Он всхлипнул и вытер рукавом слезы, сочившиеся из голубых красивых глаз.
-Не надо плакать, - она сложила руки на плечах Ангела.
Видимо, страж не заметил своих рыданий вовремя. Несколько слезинок достигли пола, тем самым вызвав Ласку – стража Южного Шпиля.
Она выросла сзади, она всегда появлялась со спины. В основании ее башни стоял нежно розовый фонтан в виде трех женских обнаженных тел, сцепивших друг друга в знак единства. Сверкавшие в свете огней холодные свежие брызги вырывались в три этажа прямо из-за спин изваяний. Ласка встречала фирлесов прямо там, в образе молодой светловолосой красавицы в роскошном атласном платье с отливом. По одному ее желанию вода в фонтане оборачивалась нежным и сладким на вкус вином,  аромат свежести наполнял воздух всего Шпиля, кружил голову, замутнял рассудок. Очень немногим удавалось держаться против такой расслабляющей атаки. Для продолжения испытания Ласка приводила в действие механический подъемник, поскольку у ее гостей практически не оставалось сил держаться на своих ногах, не говоря уже о том, чтобы подниматься по сотне ступеней на вершину башни.
На арене Южного Шпиля фирлеса ожидал поистине шикарный прием. Столик на двоих, бокалы вина, приятное магическое освещение, все та же дурманящая свежесть вокруг. Ласка старалась максимально расслабить очередного фирлеса, увести в царство вечной неги и наслаждений. Поддавшемуся всем этим уловкам оставалось только прикоснуться своими губами к прелестным губкам Ласки, чтобы буквально захлебнуться свежей холодной водой. Кроме того, страж Южного шпиля мог обернуться мужчиной, если фирлес оказывался противоположного пола.
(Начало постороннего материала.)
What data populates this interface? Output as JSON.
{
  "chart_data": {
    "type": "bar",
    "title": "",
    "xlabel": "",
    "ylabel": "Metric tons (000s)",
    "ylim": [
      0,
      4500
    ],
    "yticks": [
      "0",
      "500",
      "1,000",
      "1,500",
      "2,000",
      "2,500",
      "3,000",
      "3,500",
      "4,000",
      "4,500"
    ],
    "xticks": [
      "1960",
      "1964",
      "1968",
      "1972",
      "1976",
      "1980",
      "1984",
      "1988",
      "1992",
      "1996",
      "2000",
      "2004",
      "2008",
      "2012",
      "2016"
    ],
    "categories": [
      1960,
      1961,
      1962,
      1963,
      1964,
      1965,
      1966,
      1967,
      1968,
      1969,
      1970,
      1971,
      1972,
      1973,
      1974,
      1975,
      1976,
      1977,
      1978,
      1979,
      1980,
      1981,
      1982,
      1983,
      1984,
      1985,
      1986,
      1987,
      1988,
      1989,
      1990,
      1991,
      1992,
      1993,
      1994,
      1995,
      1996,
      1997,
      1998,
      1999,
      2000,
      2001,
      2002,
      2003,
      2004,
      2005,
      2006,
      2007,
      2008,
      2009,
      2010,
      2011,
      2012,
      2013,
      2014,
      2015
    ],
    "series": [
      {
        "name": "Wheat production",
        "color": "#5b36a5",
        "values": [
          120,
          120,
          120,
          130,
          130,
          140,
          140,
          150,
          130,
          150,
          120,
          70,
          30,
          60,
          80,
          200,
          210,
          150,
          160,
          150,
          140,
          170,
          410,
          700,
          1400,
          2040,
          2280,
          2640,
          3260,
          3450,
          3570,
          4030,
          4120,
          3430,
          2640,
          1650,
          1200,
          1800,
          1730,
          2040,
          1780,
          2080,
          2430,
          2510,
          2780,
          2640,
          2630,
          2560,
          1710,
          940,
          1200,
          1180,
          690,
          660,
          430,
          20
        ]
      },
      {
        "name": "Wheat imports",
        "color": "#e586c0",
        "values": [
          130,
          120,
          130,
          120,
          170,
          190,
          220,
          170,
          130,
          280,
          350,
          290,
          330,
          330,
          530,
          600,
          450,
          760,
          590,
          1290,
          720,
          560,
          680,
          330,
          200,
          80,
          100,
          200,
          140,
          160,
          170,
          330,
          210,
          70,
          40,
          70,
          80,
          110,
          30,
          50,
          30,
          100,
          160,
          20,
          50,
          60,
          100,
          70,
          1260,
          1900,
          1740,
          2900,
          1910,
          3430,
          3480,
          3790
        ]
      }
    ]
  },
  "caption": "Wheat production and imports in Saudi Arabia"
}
-Он убил его, - Ангел больше не мог сдерживать своих переживаний, и не по-детски разревелся, - Он убил бедного мальчика. Голем нарушил свое обещание не драться в полную силу.
-Мой маленький, - Ласка оказалась перед рыдающем стражем, - Иди ко мне, мой хороший. Дай я обниму тебя.
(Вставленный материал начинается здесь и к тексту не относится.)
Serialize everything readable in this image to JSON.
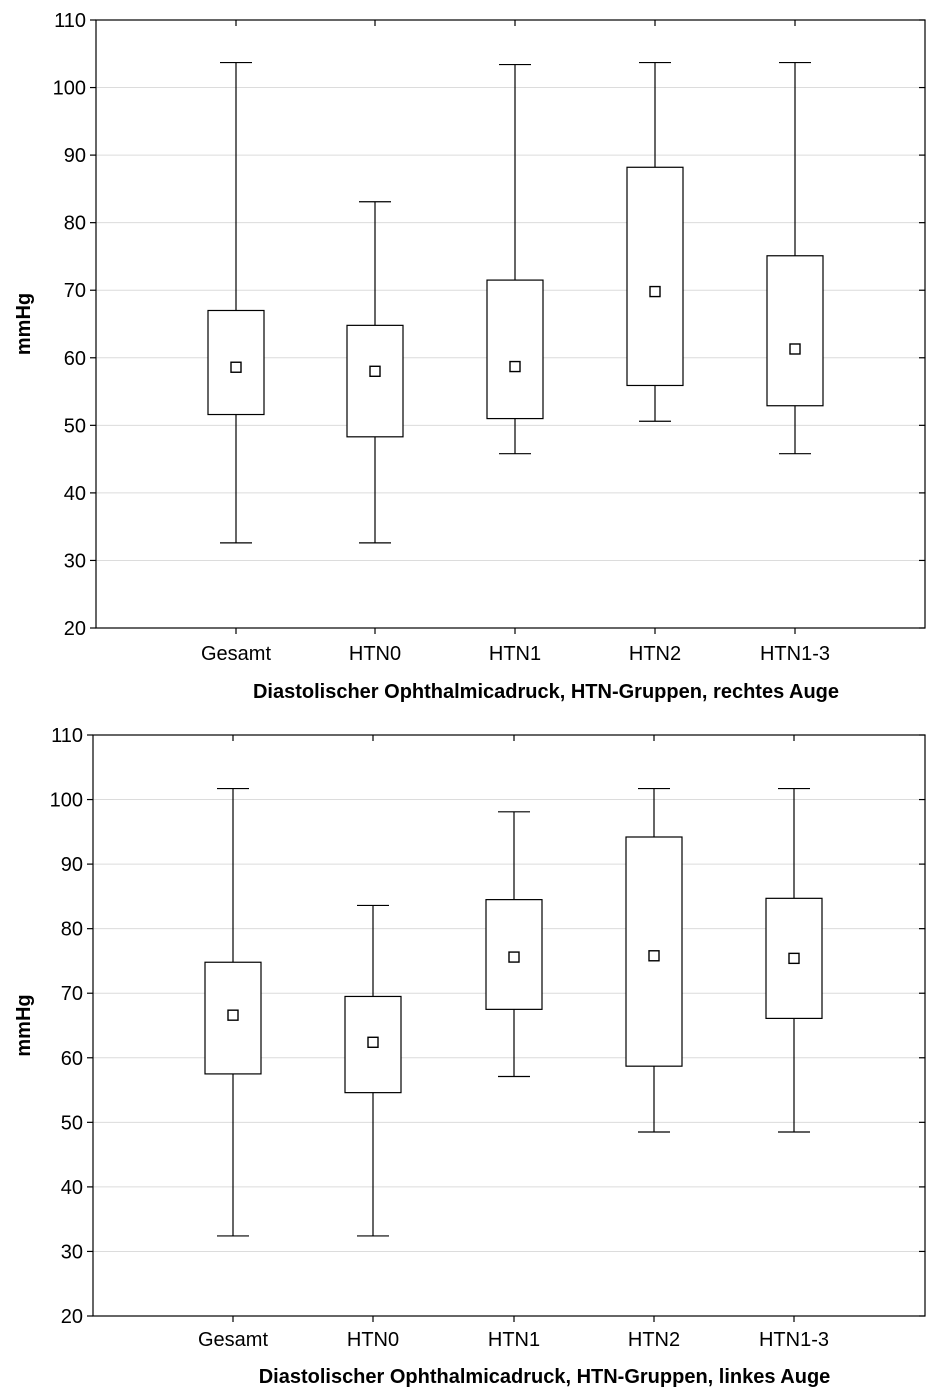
{
  "chart_data": [
    {
      "type": "boxplot",
      "xlabel": "Diastolischer Ophthalmicadruck, HTN-Gruppen, rechtes Auge",
      "ylabel": "mmHg",
      "ylim": [
        20,
        110
      ],
      "yticks": [
        20,
        30,
        40,
        50,
        60,
        70,
        80,
        90,
        100,
        110
      ],
      "grid": "horizontal",
      "categories": [
        "Gesamt",
        "HTN0",
        "HTN1",
        "HTN2",
        "HTN1-3"
      ],
      "boxes": [
        {
          "min": 32.6,
          "q1": 51.6,
          "median": 58.6,
          "q3": 67.0,
          "max": 103.7
        },
        {
          "min": 32.6,
          "q1": 48.3,
          "median": 58.0,
          "q3": 64.8,
          "max": 83.1
        },
        {
          "min": 45.8,
          "q1": 51.0,
          "median": 58.7,
          "q3": 71.5,
          "max": 103.4
        },
        {
          "min": 50.6,
          "q1": 55.9,
          "median": 69.8,
          "q3": 88.2,
          "max": 103.7
        },
        {
          "min": 45.8,
          "q1": 52.9,
          "median": 61.3,
          "q3": 75.1,
          "max": 103.7
        }
      ]
    },
    {
      "type": "boxplot",
      "xlabel": "Diastolischer Ophthalmicadruck, HTN-Gruppen, linkes Auge",
      "ylabel": "mmHg",
      "ylim": [
        20,
        110
      ],
      "yticks": [
        20,
        30,
        40,
        50,
        60,
        70,
        80,
        90,
        100,
        110
      ],
      "grid": "horizontal",
      "categories": [
        "Gesamt",
        "HTN0",
        "HTN1",
        "HTN2",
        "HTN1-3"
      ],
      "boxes": [
        {
          "min": 32.4,
          "q1": 57.5,
          "median": 66.6,
          "q3": 74.8,
          "max": 101.7
        },
        {
          "min": 32.4,
          "q1": 54.6,
          "median": 62.4,
          "q3": 69.5,
          "max": 83.6
        },
        {
          "min": 57.1,
          "q1": 67.5,
          "median": 75.6,
          "q3": 84.5,
          "max": 98.1
        },
        {
          "min": 48.5,
          "q1": 58.7,
          "median": 75.8,
          "q3": 94.2,
          "max": 101.7
        },
        {
          "min": 48.5,
          "q1": 66.1,
          "median": 75.4,
          "q3": 84.7,
          "max": 101.7
        }
      ]
    }
  ]
}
Ее прелестное личико, милый добрый взгляд больших голубых глаз, сделали свое дело. Ангел сам шагнул в ее нежные объятия, так мать обнимает родное дитя, напуганное жутким кошмаром.
Слившиеся тела вспыхнули слепящим ярким светом. Множество лучей прочертили кромешную темень, устремились вверх. И в следующий миг грянул мощный раскат грома. Ливень обрушился на обнявшихся стражей, электрические разряды осветили черное небо, будто затрещали фотоаппараты тысяч репортеров.
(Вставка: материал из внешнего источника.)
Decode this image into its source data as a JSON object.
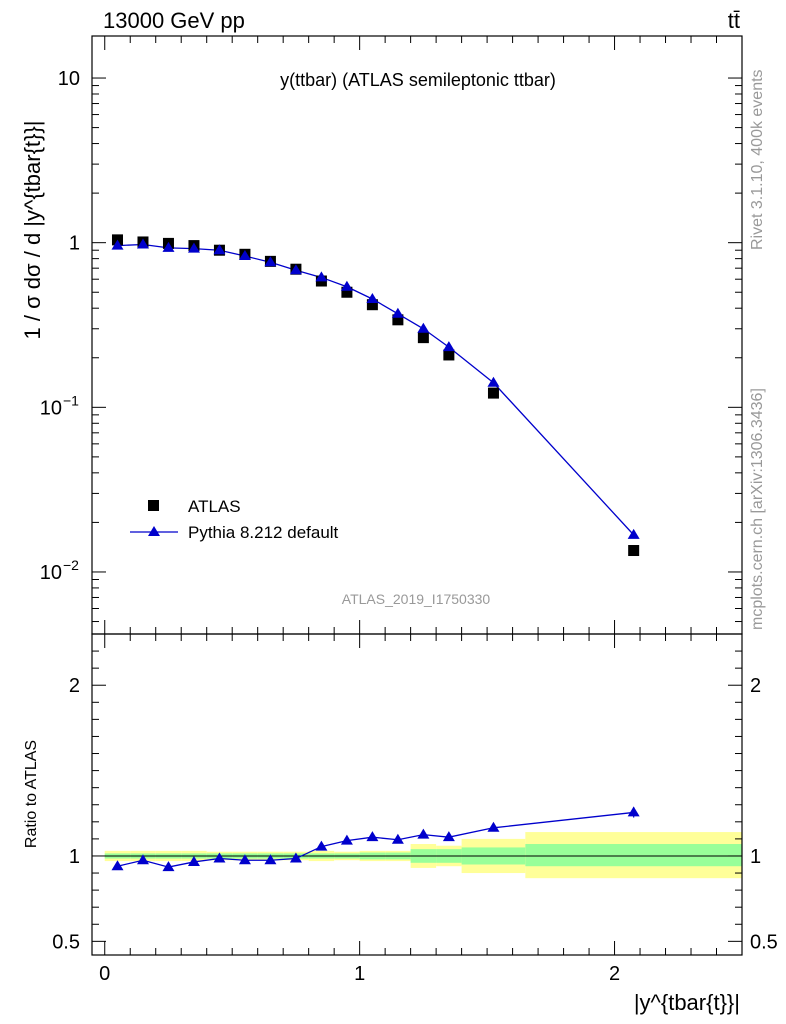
{
  "header": {
    "energy_label": "13000 GeV pp",
    "process_label": "tt̄"
  },
  "side_labels": {
    "rivet": "Rivet 3.1.10,  400k events",
    "mcplots": "mcplots.cern.ch [arXiv:1306.3436]"
  },
  "chart_data": [
    {
      "type": "scatter",
      "panel": "main",
      "title": "y(ttbar) (ATLAS semileptonic ttbar)",
      "analysis_tag": "ATLAS_2019_I1750330",
      "ylabel": "1 / σ dσ / d |y^{tbar{t}}|",
      "xlabel": "",
      "yscale": "log",
      "xlim": [
        -0.05,
        2.5
      ],
      "ylim": [
        0.0042,
        18
      ],
      "y_ticks": [
        {
          "value": 10,
          "label": "10"
        },
        {
          "value": 1,
          "label": "1"
        },
        {
          "value": 0.1,
          "label": "10",
          "exp": "−1"
        },
        {
          "value": 0.01,
          "label": "10",
          "exp": "−2"
        }
      ],
      "x": [
        0.05,
        0.15,
        0.25,
        0.35,
        0.45,
        0.55,
        0.65,
        0.75,
        0.85,
        0.95,
        1.05,
        1.15,
        1.25,
        1.35,
        1.525,
        2.075
      ],
      "series": [
        {
          "name": "ATLAS",
          "marker": "square",
          "color": "#000000",
          "values": [
            1.04,
            1.01,
            0.99,
            0.96,
            0.9,
            0.85,
            0.77,
            0.69,
            0.585,
            0.5,
            0.42,
            0.34,
            0.265,
            0.208,
            0.122,
            0.0135
          ]
        },
        {
          "name": "Pythia 8.212 default",
          "marker": "triangle",
          "color": "#0000cc",
          "values": [
            0.96,
            0.975,
            0.93,
            0.92,
            0.9,
            0.83,
            0.76,
            0.68,
            0.615,
            0.54,
            0.455,
            0.37,
            0.3,
            0.232,
            0.141,
            0.0168
          ]
        }
      ],
      "legend": [
        {
          "label": "ATLAS",
          "marker": "square"
        },
        {
          "label": "Pythia 8.212 default",
          "marker": "triangle"
        }
      ]
    },
    {
      "type": "line",
      "panel": "ratio",
      "ylabel": "Ratio to ATLAS",
      "xlabel": "|y^{tbar{t}}|",
      "xlim": [
        -0.05,
        2.5
      ],
      "ylim": [
        0.42,
        2.3
      ],
      "x_ticks": [
        0,
        1,
        2
      ],
      "y_ticks": [
        0.5,
        1,
        2
      ],
      "y_ticks_labeled": [
        0.5,
        1,
        2
      ],
      "x": [
        0.05,
        0.15,
        0.25,
        0.35,
        0.45,
        0.55,
        0.65,
        0.75,
        0.85,
        0.95,
        1.05,
        1.15,
        1.25,
        1.35,
        1.525,
        2.075
      ],
      "ratio_values": [
        0.94,
        0.975,
        0.935,
        0.965,
        0.985,
        0.975,
        0.975,
        0.985,
        1.055,
        1.09,
        1.11,
        1.095,
        1.125,
        1.11,
        1.165,
        1.255
      ],
      "ratio_errors": [
        0.01,
        0.01,
        0.01,
        0.01,
        0.01,
        0.01,
        0.01,
        0.01,
        0.01,
        0.012,
        0.014,
        0.016,
        0.02,
        0.022,
        0.02,
        0.03
      ],
      "bands": [
        {
          "x0": 0.0,
          "x1": 0.1,
          "stat": [
            0.985,
            1.015
          ],
          "total": [
            0.97,
            1.03
          ]
        },
        {
          "x0": 0.1,
          "x1": 0.2,
          "stat": [
            0.985,
            1.015
          ],
          "total": [
            0.97,
            1.03
          ]
        },
        {
          "x0": 0.2,
          "x1": 0.3,
          "stat": [
            0.985,
            1.015
          ],
          "total": [
            0.97,
            1.03
          ]
        },
        {
          "x0": 0.3,
          "x1": 0.4,
          "stat": [
            0.985,
            1.015
          ],
          "total": [
            0.97,
            1.03
          ]
        },
        {
          "x0": 0.4,
          "x1": 0.5,
          "stat": [
            0.985,
            1.015
          ],
          "total": [
            0.975,
            1.025
          ]
        },
        {
          "x0": 0.5,
          "x1": 0.6,
          "stat": [
            0.985,
            1.015
          ],
          "total": [
            0.975,
            1.025
          ]
        },
        {
          "x0": 0.6,
          "x1": 0.7,
          "stat": [
            0.985,
            1.015
          ],
          "total": [
            0.975,
            1.025
          ]
        },
        {
          "x0": 0.7,
          "x1": 0.8,
          "stat": [
            0.985,
            1.015
          ],
          "total": [
            0.975,
            1.025
          ]
        },
        {
          "x0": 0.8,
          "x1": 0.9,
          "stat": [
            0.985,
            1.015
          ],
          "total": [
            0.97,
            1.03
          ]
        },
        {
          "x0": 0.9,
          "x1": 1.0,
          "stat": [
            0.985,
            1.015
          ],
          "total": [
            0.975,
            1.025
          ]
        },
        {
          "x0": 1.0,
          "x1": 1.1,
          "stat": [
            0.98,
            1.02
          ],
          "total": [
            0.97,
            1.03
          ]
        },
        {
          "x0": 1.1,
          "x1": 1.2,
          "stat": [
            0.98,
            1.02
          ],
          "total": [
            0.97,
            1.03
          ]
        },
        {
          "x0": 1.2,
          "x1": 1.3,
          "stat": [
            0.96,
            1.04
          ],
          "total": [
            0.93,
            1.07
          ]
        },
        {
          "x0": 1.3,
          "x1": 1.4,
          "stat": [
            0.96,
            1.04
          ],
          "total": [
            0.94,
            1.06
          ]
        },
        {
          "x0": 1.4,
          "x1": 1.65,
          "stat": [
            0.95,
            1.05
          ],
          "total": [
            0.9,
            1.1
          ]
        },
        {
          "x0": 1.65,
          "x1": 2.5,
          "stat": [
            0.94,
            1.07
          ],
          "total": [
            0.87,
            1.14
          ]
        }
      ]
    }
  ],
  "colors": {
    "band_total": "#ffff99",
    "band_stat": "#99ff99",
    "mc": "#0000cc",
    "data": "#000000",
    "grey_text": "#999999"
  }
}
-Ну почему Голем такой? – сквозь слезы причитал Ангел, - Что я ему сделал?
-Бедняжка, - Ласка гладила его по голове, - Ну все, все…. Хватит плакать.
-Не отпускай меня, ладно? - в этот момент Ангела с головы до ног охватила искренняя нежность, на которую Ласка была способна.
Она всегда помогала ему.  Ни с кем другим не вела себя так, как с Ангелом. И в ответ на его просьбу не расцепить объятий только еще крепче прижала к своему слегка прохладному телу.
-Иногда мне хочется, чтобы ему срубили голову, - признался Ангел под действием нежных рук, - Иногда я просто его ненавижу.
Что-то полыхнуло ярким оранжевым факелом сверху после его слов. Капли дождя буквально испарялись от нарастающей жары, приближающейся с неимоверной скоростью. А через миг что-то приземлилось в нескольких шагах от застывшей парочки, озарив ее огненным светом.
-И кто же у нас кого ненавидит? – Файя скрестил на груди руки, - Я не узнаю тебя, святоша. Что-то случилось?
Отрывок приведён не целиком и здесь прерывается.